Monday, October 15, 2012

Switching Gears- Literary Ones


Breaking down the novel into bite sized morsels, or how to pretend you aren't writing a novel.

The idea of the short story is super appealing to most writers. Probably because it has the word short in it. Short sounds like this writing project could have a completion date in the current week, instead of the current decade. This appeals to the novelist.

T. C. Boyle said, "A short story is like a toothache and you must drill it and fill it. A novel is more like bridgework."

I heard Diana Gabaldon discuss her writing process once. She never outlines and doesn't write chapters in order, but random chapters that she later stitches together. She said that on her computer she'll have multiple files open at the same time and as she gets stuck in one project, she hops over to the other one and works there until she gets unstuck, then jumps back to the original piece. This may explain why the woman writes about time travel and men in kilts.

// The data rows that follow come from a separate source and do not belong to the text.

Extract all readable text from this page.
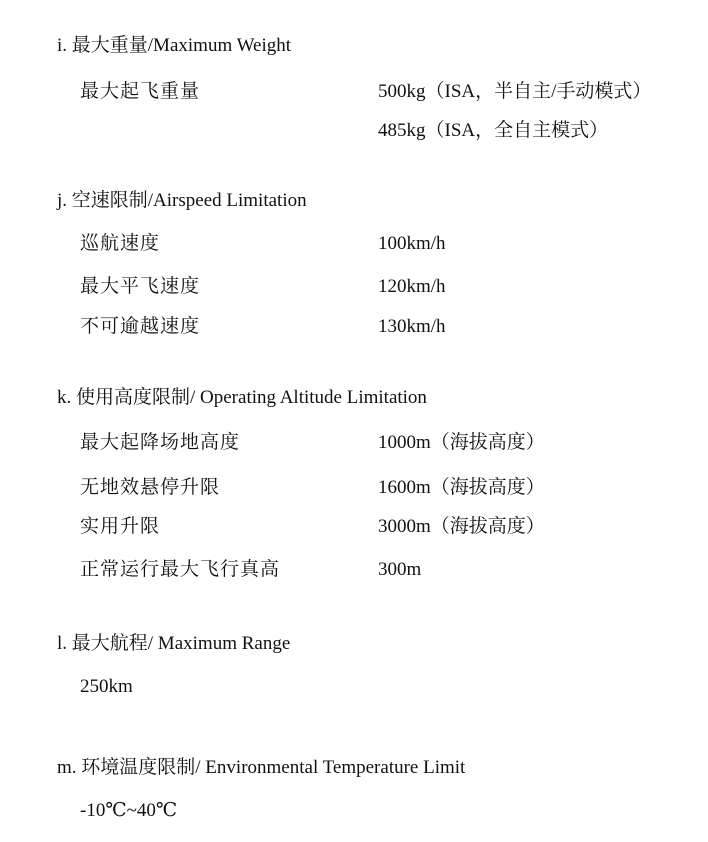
i. 最大重量/Maximum Weight
最大起飞重量	500kg（ISA，半自主/手动模式）
485kg（ISA，全自主模式）
j. 空速限制/Airspeed Limitation
巡航速度	100km/h
最大平飞速度	120km/h
不可逾越速度	130km/h
k. 使用高度限制/ Operating Altitude Limitation
最大起降场地高度	1000m（海拔高度）
无地效悬停升限	1600m（海拔高度）
实用升限	3000m（海拔高度）
正常运行最大飞行真高	300m
l. 最大航程/ Maximum Range
250km
m. 环境温度限制/ Environmental Temperature Limit
-10℃~40℃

Yet, I found myself doing the same thing with my WIPs. I always have a short story going, and I use flash fiction and poetry to warm up my brain in the morning before I even open the novel file. I also walk around and read out loud, but that is neither here nor there.

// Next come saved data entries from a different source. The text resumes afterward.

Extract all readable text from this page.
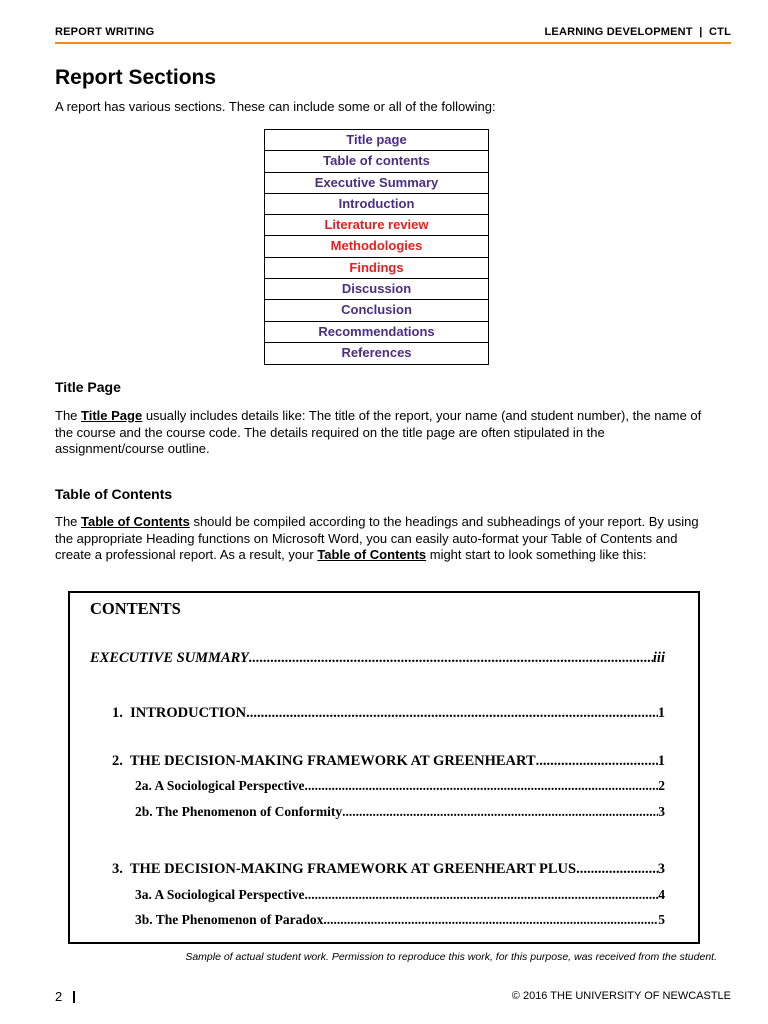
REPORT WRITING	LEARNING DEVELOPMENT  |  CTL
Report Sections
A report has various sections. These can include some or all of the following:
Title page
Table of contents
Executive Summary
Introduction
Literature review
Methodologies
Findings
Discussion
Conclusion
Recommendations
References
Title Page
The Title Page usually includes details like: The title of the report, your name (and student number), the name of the course and the course code. The details required on the title page are often stipulated in the assignment/course outline.
Table of Contents
The Table of Contents should be compiled according to the headings and subheadings of your report. By using the appropriate Heading functions on Microsoft Word, you can easily auto-format your Table of Contents and create a professional report. As a result, your Table of Contents might start to look something like this:
CONTENTS
EXECUTIVE SUMMARY .....	iii
1.  INTRODUCTION .....	1
2.  THE DECISION-MAKING FRAMEWORK AT GREENHEART .....	1
2a. A Sociological Perspective .....	2
2b. The Phenomenon of Conformity .....	3
3.  THE DECISION-MAKING FRAMEWORK AT GREENHEART PLUS .....	3
3a. A Sociological Perspective .....	4
3b. The Phenomenon of Paradox .....	5
Sample of actual student work. Permission to reproduce this work, for this purpose, was received from the student.
2	© 2016 THE UNIVERSITY OF NEWCASTLE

When a paragraph in the trucker mystery gets sticky- in that I can't get rid of it and I can't fix it, I pull part of the paragraph out, stick in a blank doc and riff on it. This generally allows me to either find the way out or stab it in the left eye and leave it for dead.

Once, a single shoddy line pulled from a WIP became an entire sestina. (Super duper extra points if you knew what a sestina was without Googling it.)

The short story or flash fiction completion also serves another purpose. You can submit your work into the world, for glory and prestige or at the very least, let your agent know you're working.

There are also the famous novels told in stories sort of indie books. Perhaps you're writing one of those. I wrote an entire novel where every chapter had a really long title. I used that as a sort of permission to compose a short piece every ten pages. The problem came when I had to piece it all together, Then, I had the stitching problems of Gabaldon, without her mathematical mind.

I've heard about writers who compose stories on Twitter, even been invited to add a few of my own to the feed. This might seem like a good idea, and could work for you, but for me, I'd be clicking the ads and shopping for vintage snip toe Old Gringo cowgirl boots before I could post The End.

Whatever your process while noveling, you're probably storying— you just don't know it—the notes you're making as you shower, the long-winded gripes on Facebook, the silly observations you make on your phone in the checkout line at the grocer, the edits in the margin of your manuscript. They are all telling a story.

Again, TC Boyle says it perfectly, "The joy of the story is that you can respond to the moment and events of the moment. The drawback is that once you've completed a story, you must write another even though you find yourself bereft of talent or ideas. The joy of the novel is that you know what you're going to do tomorrow. The horror of the novel, however, is that you know what you're going to do tomorrow."